Às vezes, enquanto inspiro e espiro, tenho medo de expirar-me a inspiração. São palavras tão parecidas e tão perigosas que nem sei se inspiro ou inspiro-me. É que me confundo nas palavras e não sei como usa-las. Como transcrever a felicidade muda que é tristeza abençoada? É tão particular que faço das palavras minha casa...

ENSAIO SOBRE O FIM – Por Thiago Terenzi

23:59 postado por Thiago Terenzi


Quarto escuro; vento gelado; cabelo ao fogo; olhar vidrado; resquícios de alma – descrevo por nada mais poder fazer. Queria ter algo a falar – mas não, apenas sinto e não sei explicar o que. Por isso descrevo como se bastasse. Descrevo flashes perdidos, pois o que sinto não sei escrever.

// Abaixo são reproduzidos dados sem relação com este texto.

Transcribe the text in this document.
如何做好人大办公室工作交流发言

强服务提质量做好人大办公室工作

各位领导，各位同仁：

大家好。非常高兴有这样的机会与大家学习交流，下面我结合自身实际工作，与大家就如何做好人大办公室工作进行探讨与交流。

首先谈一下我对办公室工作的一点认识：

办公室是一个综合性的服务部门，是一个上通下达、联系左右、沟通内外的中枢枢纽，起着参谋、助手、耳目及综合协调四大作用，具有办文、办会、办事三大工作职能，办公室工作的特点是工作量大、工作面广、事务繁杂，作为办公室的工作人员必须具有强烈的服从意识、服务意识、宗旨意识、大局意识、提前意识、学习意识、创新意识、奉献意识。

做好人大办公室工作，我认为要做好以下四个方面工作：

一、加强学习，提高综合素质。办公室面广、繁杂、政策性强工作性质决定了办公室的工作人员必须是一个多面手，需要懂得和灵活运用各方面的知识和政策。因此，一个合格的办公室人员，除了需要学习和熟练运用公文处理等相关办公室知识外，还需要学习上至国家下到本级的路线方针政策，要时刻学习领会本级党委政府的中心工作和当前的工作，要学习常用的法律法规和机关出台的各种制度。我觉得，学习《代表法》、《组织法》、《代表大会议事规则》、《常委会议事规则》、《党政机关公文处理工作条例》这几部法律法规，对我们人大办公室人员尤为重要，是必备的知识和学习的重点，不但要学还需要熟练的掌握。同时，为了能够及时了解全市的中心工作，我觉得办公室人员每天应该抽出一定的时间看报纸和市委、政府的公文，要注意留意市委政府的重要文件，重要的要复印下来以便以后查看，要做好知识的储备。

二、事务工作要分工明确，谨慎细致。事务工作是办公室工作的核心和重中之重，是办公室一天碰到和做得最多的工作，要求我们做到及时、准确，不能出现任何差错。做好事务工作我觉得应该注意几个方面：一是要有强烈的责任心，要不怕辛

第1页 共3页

Talvez tenha eu vivido a vida que é de se viver por muito tempo e me esquecido das letras. Não vejo nelas nada mais familiar – embora ainda me sejam necessárias. Me enrolo a cada frase mal feita e me perco na falta de o que dizer. Quer dizer, tenho tanto a falar que me dói o peito uma dor agonizante – mas como falar?


Na verdade, sempre enganei a todos: nunca soube escrever. Falam sobre textos como uma mensagem a ser decodificada. Falam de gêneros, sintaxe e gramática. Falam de planejamento, início-meio-fim. Uma mensagem não decodificada, dizem, não cumpre seu papel – mas e eu? eu nunca quis ser entendido. Como ser se nem me entendo? Escrevo tosco e sem sentido apenas por necessidade. Mascaro-me por trás de próclises e mesóclises mal usadas e dizem que escrevo bem. Sou uma farsa.


Escrevi para o jornal uma crônica vazia e editaram meus erros. Substituíram meus pronomes mal usados e minhas vírgulas em excesso: mataram minha alma. Sou ruim e quero ser ruim – quero todos os erros pois escrevo de olhos fechados o que há de mais verdadeiro em mim. Escrevo da alma e a alma é errante.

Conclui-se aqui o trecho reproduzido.